Sinds vandaag kunt u in Den Haag de maan aanraken. Oud-wethouder Karsten Klein heeft persoonlijk een 25 gram wegend maansteentje bij de NASA in Houston opgehaald en dat overgebracht naar het populair-wetenschappelijke museum Museon aan de Stadhouderslaan. Daar heeft hij het vanmorgen samen met zangeres Maan zelf onthuld.
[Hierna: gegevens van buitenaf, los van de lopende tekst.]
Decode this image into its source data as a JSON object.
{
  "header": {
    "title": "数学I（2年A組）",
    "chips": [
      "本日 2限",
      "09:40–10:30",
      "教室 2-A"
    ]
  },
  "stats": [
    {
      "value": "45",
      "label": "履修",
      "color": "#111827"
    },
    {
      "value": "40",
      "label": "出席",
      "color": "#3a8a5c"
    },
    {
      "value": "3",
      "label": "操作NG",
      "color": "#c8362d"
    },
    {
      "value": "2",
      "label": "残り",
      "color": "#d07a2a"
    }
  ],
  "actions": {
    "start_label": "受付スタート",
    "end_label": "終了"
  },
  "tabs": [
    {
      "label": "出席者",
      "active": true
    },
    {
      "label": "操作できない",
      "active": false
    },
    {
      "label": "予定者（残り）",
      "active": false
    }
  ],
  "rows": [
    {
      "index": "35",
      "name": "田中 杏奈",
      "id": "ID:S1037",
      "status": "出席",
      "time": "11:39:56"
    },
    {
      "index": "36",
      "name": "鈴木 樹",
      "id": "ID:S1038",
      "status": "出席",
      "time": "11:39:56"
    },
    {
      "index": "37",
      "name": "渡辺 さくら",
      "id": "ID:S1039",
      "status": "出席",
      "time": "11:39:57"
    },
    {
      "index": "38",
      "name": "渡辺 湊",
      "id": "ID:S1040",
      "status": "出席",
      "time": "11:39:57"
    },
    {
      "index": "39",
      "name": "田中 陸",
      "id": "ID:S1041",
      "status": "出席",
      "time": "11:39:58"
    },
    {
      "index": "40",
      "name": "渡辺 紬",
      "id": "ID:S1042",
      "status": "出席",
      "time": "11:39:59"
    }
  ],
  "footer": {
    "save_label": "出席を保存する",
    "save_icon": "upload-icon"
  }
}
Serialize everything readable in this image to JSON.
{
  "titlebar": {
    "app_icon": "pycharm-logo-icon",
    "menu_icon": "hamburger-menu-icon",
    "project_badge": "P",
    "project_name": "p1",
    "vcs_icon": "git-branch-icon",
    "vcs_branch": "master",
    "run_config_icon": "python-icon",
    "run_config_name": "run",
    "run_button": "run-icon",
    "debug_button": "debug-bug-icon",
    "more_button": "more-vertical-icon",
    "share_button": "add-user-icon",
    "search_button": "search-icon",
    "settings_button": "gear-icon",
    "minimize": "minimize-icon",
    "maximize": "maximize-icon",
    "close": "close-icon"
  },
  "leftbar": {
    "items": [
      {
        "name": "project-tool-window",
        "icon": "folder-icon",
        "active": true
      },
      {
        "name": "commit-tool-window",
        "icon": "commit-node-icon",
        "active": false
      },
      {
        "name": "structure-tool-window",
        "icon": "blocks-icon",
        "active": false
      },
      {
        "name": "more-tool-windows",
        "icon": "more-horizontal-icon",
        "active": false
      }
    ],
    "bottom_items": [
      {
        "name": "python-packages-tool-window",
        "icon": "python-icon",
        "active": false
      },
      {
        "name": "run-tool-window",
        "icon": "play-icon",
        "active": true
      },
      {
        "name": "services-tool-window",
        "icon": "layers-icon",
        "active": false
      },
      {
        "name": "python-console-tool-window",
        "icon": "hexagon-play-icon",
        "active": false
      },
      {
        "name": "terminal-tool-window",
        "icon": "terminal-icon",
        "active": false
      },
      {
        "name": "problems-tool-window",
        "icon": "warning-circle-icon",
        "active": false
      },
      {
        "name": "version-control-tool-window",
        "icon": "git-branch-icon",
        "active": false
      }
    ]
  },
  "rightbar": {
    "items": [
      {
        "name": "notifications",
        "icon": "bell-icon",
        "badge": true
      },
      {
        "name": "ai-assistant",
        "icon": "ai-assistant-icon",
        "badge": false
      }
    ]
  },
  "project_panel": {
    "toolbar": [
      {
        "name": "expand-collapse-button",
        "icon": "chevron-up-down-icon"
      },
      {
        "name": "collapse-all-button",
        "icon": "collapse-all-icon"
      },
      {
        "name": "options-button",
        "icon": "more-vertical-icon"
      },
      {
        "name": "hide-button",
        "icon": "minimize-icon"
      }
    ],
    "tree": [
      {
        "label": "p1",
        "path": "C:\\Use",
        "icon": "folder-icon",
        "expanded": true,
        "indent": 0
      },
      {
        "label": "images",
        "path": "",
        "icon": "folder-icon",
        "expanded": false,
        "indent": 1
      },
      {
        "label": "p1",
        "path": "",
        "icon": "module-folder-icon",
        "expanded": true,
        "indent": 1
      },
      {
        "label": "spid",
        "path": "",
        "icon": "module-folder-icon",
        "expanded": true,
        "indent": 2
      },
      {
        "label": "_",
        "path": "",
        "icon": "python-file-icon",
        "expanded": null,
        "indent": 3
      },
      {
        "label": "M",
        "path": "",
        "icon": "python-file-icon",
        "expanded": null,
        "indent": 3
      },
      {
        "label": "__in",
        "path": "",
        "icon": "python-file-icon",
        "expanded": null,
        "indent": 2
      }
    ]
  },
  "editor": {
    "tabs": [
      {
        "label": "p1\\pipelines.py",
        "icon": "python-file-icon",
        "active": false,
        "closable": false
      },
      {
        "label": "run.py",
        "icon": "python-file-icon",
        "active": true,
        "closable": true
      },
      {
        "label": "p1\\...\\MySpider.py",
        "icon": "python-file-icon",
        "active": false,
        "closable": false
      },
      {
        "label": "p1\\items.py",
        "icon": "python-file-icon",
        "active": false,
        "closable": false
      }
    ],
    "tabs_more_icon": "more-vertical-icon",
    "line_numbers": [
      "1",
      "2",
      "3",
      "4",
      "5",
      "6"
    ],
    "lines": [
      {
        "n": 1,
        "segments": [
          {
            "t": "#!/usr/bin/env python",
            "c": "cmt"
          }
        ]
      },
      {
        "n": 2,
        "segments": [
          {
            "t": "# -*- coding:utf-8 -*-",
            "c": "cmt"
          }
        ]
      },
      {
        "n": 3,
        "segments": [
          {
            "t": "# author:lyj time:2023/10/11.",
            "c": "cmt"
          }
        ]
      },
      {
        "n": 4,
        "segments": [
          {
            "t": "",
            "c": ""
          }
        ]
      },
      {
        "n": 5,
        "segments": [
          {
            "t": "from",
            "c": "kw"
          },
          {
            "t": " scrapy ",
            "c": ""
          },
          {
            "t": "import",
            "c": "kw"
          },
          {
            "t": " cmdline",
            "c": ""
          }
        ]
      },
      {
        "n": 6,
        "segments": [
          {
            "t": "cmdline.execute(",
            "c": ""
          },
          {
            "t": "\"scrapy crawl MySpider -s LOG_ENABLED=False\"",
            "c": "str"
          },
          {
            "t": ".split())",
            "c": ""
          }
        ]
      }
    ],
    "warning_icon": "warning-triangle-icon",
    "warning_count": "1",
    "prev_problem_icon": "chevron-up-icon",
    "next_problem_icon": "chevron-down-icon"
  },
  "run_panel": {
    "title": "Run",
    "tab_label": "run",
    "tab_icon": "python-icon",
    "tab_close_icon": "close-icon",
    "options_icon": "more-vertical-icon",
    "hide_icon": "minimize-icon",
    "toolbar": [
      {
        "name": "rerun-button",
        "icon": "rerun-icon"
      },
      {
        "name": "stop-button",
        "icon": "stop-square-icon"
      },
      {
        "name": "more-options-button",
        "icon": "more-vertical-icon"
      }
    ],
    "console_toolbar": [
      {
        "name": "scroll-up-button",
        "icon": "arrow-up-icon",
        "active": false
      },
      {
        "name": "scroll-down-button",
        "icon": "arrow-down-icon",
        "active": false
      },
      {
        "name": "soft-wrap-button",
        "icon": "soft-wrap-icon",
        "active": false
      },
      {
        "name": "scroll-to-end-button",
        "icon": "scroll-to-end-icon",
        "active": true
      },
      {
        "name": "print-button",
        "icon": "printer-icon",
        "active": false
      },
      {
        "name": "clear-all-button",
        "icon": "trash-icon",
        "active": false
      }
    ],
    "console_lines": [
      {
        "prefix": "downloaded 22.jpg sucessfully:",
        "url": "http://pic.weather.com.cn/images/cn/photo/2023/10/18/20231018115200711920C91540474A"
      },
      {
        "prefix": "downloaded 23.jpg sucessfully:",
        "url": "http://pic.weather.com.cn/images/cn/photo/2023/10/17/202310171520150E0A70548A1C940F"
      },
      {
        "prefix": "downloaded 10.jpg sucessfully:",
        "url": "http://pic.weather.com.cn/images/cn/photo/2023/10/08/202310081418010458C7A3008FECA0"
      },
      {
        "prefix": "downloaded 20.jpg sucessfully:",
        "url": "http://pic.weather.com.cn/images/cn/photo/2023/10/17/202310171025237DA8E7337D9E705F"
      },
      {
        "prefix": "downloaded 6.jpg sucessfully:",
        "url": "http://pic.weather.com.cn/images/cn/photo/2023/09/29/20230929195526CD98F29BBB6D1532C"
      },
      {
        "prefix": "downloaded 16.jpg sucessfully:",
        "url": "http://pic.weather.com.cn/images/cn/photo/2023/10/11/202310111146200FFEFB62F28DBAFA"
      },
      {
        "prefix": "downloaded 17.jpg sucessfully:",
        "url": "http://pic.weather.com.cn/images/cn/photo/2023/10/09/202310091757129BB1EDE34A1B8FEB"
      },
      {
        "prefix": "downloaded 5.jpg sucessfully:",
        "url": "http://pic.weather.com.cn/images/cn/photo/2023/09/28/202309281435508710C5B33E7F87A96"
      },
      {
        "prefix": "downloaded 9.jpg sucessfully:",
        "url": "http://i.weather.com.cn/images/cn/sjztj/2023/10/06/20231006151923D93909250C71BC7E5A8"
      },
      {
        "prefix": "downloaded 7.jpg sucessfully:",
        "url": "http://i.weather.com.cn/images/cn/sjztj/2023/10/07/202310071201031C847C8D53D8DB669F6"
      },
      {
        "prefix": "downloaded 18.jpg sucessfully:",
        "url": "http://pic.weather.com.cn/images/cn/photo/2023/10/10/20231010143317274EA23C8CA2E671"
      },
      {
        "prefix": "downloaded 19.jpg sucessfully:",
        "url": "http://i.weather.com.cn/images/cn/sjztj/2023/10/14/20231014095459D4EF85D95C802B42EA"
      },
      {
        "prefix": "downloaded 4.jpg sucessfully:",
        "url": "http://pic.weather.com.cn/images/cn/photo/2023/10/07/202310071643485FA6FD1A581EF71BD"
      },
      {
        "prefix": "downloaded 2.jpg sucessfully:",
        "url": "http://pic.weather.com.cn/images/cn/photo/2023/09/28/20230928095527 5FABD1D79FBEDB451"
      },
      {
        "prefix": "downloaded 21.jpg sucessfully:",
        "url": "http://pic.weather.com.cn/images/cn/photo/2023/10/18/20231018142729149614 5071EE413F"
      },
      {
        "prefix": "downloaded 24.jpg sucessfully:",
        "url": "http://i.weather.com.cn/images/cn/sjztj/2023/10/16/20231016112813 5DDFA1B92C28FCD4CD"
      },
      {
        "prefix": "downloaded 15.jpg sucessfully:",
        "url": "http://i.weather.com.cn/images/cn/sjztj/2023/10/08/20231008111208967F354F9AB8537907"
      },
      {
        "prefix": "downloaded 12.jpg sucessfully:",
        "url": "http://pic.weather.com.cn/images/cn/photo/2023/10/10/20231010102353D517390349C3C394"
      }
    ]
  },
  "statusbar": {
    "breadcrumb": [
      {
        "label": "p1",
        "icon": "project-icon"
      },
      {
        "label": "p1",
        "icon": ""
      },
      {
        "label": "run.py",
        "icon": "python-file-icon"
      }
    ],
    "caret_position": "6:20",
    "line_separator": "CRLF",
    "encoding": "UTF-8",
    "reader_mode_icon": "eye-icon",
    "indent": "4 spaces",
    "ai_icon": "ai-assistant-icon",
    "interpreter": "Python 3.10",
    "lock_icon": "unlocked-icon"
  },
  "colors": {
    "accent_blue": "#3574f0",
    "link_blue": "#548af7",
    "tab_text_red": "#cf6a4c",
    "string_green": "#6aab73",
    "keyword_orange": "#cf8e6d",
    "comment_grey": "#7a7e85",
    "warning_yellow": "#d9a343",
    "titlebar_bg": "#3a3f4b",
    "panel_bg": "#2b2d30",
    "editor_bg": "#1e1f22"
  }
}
Bezoekers kunnen de aanwinst aanraken in de André Kuiperszaal. In het najaar wordt de maansteen opgenomen in de nieuwe familietentoonstelling ‘Reizen in de Ruimte, op weg naar een nieuwe aarde’. De maansteen is in december 1972 tijdens de Apollo 17-missie meegenomen. De steen is 3,8 miljard jaar oud. De Apollo 17 landde in het Taurus-Littrow-dal op de maan aan de rand van de Zee der Sereniteit. Astronauten Harrison ‘Jack’ Schmitt en Eugene Cernan - vooralsnog de laatste mensen die op de maan hebben rondgelopen - brachten meer dan 740 individuele steen- en grondmonsters mee. De kleine maansteen van het Museon is van een basalttype; een fijnkorrelig, donkerkleurig stollingsgesteente dat rijk is aan ijzer, magnesium en plagioklaas veldspaat, een veel voorkomend mineraal op aarde.
Het is niet de eerste keer dat een Nederlands museum een maansteen presenteert. Het Rijksmuseum had er ook eentje in bezit. Oud-premier Drees had die gekregen van de Amerikaanse ambassadeur, kort na de eerste maanlanding van Neil Armstrong en Buzz Aldrin. Dat gebeurde tijdens een bezoek van Armstrong en Aldrin aan Amsterdam in oktober 1969. De steen was echter nep. Het was een versteend stukje hout, bleek in 2009.